The major industrial states of Gujarat (-3.9 per cent) and Maharashtra (-5.8 per cent) and Tamil Nadu (-0.3 per cent) witnessed de-growth in electricity demand in 7M FY2020. These three states together constitute 30 per cent of the all India electricity demand. On the other hand, the electricity demand growth remained reasonable in the states of Uttar Pradesh, Rajasthan, Haryana, Punjab, West Bengal and Bihar, largely supported by the improved household electrification under Saubhagya scheme.

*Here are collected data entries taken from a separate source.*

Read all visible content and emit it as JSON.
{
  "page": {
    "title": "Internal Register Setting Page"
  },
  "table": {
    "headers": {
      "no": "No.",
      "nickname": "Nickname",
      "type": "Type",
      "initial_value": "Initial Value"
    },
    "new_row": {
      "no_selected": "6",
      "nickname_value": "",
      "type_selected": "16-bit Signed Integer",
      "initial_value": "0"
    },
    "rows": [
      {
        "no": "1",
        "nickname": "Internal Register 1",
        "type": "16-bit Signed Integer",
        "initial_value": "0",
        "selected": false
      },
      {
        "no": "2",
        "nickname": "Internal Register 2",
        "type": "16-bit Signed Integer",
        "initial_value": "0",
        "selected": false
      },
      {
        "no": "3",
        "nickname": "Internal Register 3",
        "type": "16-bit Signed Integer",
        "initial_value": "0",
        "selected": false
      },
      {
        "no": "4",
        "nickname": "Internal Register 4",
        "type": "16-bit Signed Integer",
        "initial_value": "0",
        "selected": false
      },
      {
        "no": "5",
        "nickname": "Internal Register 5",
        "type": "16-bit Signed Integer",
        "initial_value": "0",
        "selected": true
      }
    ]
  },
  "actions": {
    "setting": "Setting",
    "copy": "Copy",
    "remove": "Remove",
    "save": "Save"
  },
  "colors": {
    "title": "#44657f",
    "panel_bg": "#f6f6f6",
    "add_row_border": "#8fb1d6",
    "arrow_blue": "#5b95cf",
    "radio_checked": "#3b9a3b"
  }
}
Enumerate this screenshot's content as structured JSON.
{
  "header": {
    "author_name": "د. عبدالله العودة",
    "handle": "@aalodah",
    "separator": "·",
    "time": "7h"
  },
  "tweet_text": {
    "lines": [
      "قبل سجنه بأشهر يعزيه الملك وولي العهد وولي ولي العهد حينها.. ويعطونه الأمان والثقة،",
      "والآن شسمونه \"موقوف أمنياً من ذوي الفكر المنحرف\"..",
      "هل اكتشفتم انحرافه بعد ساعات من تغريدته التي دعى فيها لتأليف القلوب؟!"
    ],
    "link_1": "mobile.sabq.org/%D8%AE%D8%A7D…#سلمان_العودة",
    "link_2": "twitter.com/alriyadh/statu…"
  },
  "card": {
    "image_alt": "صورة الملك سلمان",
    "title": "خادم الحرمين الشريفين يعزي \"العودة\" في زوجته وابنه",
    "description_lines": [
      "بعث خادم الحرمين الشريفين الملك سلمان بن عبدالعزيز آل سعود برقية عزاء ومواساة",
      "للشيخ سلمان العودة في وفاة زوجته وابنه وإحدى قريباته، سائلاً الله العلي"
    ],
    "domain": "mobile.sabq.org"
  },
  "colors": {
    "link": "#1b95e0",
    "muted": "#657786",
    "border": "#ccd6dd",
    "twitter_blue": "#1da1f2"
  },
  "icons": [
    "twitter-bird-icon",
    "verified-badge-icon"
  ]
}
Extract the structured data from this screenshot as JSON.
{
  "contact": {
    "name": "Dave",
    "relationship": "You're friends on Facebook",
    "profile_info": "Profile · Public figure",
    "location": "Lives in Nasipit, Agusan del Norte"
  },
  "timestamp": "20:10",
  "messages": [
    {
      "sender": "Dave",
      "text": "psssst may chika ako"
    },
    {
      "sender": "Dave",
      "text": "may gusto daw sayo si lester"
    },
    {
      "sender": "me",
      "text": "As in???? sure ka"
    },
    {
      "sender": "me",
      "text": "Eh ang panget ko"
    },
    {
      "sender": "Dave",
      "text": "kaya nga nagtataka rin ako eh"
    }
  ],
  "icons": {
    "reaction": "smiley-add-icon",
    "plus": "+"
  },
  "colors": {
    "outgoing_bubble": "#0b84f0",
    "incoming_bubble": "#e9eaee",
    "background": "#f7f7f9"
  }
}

The slowdown in demand growth coupled with healthy growth in generation from hydro, nuclear and renewable sources in 7M FY2020, resulted in a decline in all India thermal PLF to 56.6 per cent from 60.2 per cent in 7M FY2019. Going by the current trends, the demand growth is likely to remain below 3 per cent for the full year of FY2020, unless it witnesses a significant recovery in the remaining period of the year. This, in turn, would keep the thermal PLF below 60 per cent.

Dr Rahul Tongia, Fellow, Brookings India

There’s an old phrase from Aristotle – one swallow does not a summer make. Yes, there is a decrease in demand, but how much is seasonal versus cyclic versus weather-related versus secular? While economic indicators show a slowdown, we have also had the festival season, and extended rains (which lower agricultural demand and even some cooling demand).

As we can track using carbontracker.in, a portal showing real-time electricity, demand has rebounded after the low post-Diwali (Sunday night/Monday early AM) – where grid-level load met dipped below 100 GW. It may have been a perfect storm of a number of factors. The only question is, how much the rebound will be, and how fast (not to mention for how long)?

Going forward, in addition to both volatility and uncertainty in demand, we have different sources of power supply competing. Coal backs down due to any “must-run” status of hydro plus renewable energy plants. Realistically, power demand will grow, but maybe at a lower rate than historically forecast, until something changes.